Some devices are intended to be subject to high amounts of thermal power, which can cause thermal deformation and other associated problems that can limit sensitivity in a general sense. For example, the Ad-LIGO [see reference 1, incorporated herein by reference in its entirety] and Advanced Virgo [see reference 2 incorporated herein by reference in its entirety] main Fabry Perot minors are intended to be subject to nearly 1 MW of standing laser light over a Gaussian spot size of ˜6 cm radius.
The current limit for high reflectivity coatings is absorption of roughly 0.25 ppm of the reflected beam. An absorption level around 0.3-0.4 ppm is routinely obtained on high reflectivity minors by use of Ti doped Ta2O5 [see reference 3, incorporated herein by reference in its entirety]. The advanced interferometers' design specifications call for a target of 0.5 ppm absorption, and a maximum of 1 ppm [see references 4, 5 incorporated herein by reference in their entirety]. Thus, the mirrors will be subject to 0.25 to 1 W of heating with a power distribution that matches that of the stored beam.
Such heating would produce a minor deformation (thermal lensing) that would impede the full performance of the interferometer [see references 6-8 incorporated herein by reference in their entirety]. This effect is particularly damaging to the mode profile matching of the main beam stored in the main, 3 or 4 km Fabry Perot cavities to the RF modulated sidebands stored in the short section of the Michelson interferometer, which are used to control the interferometer [see reference 9, incorporated herein by reference in its entirety]. This problem can occur at lower power, due to the higher absorption of older designs minors [see references 10-13 incorporated herein by reference in their entirety].
To mitigate this problem a Thermal Compensation System (TCS), which shapes an annular CO2 laser beam and projects such beam on the mirror periphery, has been implemented in the present LIGO and Virgo. The CO2 beam is absorbed within microns by the silica on the surface of the mirror and produces a thermal deformation balancing that which has been produced by the stored laser beam heat.
This relatively simple solution is not acceptable in the advanced detectors due to the difficulties in stabilizing a CO2 laser intensity. The thermo-elastic noise and the radiation pressure fluctuations imposed on the test masses from the TCS would overwhelm the Gravitational Wave (GW) signal.
A solution to avoid disturbing the very sensitive main Fabry Perot minors is to implement, behind the inner test masses, a hot ring and a Compensation Plate (CP) acted on by a CO2 laser [see references 14, 15 incorporated herein by reference in their entirety]. The hot ring annular heating technique has been tested directly on the test masses to modify the radius of curvature of a test mass in the GEO interferometer [see reference 16, incorporated herein by reference in its entirety]. An Ohmic heating ring was placed within few mm from the minor surface.
The hot ring technique will be applied in Advanced LIGO for thermal lensing corrections.
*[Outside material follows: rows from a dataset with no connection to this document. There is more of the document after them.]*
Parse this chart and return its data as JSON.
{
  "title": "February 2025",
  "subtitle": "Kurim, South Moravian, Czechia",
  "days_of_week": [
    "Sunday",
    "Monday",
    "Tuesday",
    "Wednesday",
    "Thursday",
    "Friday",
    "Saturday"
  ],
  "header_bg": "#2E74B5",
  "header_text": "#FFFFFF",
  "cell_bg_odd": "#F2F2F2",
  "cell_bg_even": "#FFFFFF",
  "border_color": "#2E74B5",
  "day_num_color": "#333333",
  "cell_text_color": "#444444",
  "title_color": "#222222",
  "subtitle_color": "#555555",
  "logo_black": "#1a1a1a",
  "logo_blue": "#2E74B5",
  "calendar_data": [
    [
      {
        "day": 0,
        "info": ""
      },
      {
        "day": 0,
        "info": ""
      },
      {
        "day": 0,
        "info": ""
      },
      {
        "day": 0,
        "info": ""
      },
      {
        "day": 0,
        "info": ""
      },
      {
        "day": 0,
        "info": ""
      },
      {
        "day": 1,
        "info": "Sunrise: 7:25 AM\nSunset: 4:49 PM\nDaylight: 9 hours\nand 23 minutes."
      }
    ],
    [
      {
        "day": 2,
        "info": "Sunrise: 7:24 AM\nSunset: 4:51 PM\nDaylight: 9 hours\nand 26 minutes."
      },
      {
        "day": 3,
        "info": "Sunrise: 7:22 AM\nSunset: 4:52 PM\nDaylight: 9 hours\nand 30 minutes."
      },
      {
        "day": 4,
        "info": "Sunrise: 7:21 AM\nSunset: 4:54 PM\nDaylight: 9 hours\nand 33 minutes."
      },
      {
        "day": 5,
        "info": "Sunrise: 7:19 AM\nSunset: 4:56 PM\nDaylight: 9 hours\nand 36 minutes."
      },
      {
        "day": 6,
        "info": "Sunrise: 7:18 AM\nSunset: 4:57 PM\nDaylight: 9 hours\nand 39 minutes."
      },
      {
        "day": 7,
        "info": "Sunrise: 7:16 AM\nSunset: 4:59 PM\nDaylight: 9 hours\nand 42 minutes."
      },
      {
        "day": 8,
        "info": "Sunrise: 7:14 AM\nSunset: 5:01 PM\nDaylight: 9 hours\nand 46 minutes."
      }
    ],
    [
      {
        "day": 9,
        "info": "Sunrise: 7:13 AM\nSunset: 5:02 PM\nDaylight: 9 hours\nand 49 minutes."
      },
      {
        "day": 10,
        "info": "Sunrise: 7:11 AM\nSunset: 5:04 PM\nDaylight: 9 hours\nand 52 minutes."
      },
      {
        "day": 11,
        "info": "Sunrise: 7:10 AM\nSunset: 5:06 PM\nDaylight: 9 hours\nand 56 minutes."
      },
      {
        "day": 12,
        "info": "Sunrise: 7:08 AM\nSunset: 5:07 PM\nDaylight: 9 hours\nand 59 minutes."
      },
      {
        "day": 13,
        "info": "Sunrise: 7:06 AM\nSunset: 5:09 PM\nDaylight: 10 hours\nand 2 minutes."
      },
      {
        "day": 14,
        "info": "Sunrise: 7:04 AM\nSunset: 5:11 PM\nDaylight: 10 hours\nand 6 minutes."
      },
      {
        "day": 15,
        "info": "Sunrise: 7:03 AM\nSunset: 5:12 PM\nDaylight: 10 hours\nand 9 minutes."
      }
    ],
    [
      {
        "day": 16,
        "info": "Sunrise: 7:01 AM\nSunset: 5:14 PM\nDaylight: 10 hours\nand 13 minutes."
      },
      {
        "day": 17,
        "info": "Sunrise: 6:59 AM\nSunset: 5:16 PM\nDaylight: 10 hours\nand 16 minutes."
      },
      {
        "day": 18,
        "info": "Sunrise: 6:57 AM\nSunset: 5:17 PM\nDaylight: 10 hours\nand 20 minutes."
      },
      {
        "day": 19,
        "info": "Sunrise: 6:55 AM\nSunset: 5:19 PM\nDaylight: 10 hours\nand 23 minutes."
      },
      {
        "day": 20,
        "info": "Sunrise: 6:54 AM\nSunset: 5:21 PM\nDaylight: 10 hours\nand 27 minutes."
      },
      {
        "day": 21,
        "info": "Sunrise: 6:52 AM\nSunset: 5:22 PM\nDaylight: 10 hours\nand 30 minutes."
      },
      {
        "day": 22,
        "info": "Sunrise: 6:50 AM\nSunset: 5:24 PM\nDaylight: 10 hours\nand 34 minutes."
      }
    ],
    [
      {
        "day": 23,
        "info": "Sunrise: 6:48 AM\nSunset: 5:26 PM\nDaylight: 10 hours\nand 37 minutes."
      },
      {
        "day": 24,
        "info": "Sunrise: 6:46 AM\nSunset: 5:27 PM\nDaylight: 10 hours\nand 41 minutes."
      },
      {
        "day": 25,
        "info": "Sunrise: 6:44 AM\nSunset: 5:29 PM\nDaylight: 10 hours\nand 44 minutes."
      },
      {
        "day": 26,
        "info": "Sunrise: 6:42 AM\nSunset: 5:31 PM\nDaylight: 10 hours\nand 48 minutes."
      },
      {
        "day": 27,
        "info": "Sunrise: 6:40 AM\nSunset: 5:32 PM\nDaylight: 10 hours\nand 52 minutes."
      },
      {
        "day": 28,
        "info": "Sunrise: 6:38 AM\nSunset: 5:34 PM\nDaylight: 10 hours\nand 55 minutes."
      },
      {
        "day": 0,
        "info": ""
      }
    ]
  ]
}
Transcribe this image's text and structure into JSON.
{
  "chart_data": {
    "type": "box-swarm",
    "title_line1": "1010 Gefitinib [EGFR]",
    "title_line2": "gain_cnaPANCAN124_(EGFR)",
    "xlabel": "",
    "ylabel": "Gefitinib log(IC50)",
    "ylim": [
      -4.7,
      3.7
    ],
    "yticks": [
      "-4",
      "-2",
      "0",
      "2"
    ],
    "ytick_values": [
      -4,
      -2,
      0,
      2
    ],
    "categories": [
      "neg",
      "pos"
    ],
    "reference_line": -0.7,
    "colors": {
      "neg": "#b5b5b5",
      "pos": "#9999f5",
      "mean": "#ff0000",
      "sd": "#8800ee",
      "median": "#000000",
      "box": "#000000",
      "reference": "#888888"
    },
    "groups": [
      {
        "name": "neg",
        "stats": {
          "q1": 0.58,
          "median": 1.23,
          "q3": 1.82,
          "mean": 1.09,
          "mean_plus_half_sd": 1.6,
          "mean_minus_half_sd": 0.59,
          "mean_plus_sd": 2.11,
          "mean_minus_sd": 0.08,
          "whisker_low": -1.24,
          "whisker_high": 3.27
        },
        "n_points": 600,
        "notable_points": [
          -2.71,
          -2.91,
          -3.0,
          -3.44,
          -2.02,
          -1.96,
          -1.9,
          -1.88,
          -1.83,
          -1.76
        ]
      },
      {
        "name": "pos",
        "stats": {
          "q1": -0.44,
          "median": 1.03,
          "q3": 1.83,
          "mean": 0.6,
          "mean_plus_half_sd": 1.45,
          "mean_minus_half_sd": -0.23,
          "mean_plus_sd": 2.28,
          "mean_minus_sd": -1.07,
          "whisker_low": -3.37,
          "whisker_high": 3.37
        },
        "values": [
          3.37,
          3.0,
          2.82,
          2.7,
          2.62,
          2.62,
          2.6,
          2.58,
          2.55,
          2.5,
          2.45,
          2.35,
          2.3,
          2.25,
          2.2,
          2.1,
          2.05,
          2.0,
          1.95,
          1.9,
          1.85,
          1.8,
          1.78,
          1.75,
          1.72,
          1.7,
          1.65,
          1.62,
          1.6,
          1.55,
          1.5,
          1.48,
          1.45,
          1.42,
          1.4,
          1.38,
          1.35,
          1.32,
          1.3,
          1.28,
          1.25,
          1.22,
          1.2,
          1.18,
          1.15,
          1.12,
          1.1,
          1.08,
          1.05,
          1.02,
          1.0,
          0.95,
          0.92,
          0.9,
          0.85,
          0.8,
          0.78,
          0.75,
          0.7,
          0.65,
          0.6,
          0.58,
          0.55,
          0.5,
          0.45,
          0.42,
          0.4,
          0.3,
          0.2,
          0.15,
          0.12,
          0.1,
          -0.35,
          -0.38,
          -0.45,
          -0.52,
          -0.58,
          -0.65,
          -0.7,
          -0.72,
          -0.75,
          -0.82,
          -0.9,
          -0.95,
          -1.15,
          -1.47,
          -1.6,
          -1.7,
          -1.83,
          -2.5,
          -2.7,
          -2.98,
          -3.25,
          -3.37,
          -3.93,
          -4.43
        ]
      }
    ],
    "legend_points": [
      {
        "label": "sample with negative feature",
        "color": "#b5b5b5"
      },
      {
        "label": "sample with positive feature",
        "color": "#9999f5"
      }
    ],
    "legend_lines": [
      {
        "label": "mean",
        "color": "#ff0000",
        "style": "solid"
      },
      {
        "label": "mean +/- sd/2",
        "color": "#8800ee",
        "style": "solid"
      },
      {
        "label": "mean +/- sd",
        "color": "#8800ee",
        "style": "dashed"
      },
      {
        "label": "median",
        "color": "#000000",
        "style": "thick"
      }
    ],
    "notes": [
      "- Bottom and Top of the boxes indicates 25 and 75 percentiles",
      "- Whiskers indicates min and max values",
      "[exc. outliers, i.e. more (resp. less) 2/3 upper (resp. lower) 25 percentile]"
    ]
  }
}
In Advanced LIGO the radial escape from the CP of the applied heat limits the correction effectiveness, thus gold plating will be applied to the CP barrel surface to depress its radial black body radiation. The negative thermal lensing thus applied on the CP will sufficiently compensate for the deformation of the main mirrors.
However, the above solutions are less than ideal because they are directed at mitigating with a counter deformation the negative effects of a deformation on the mirror.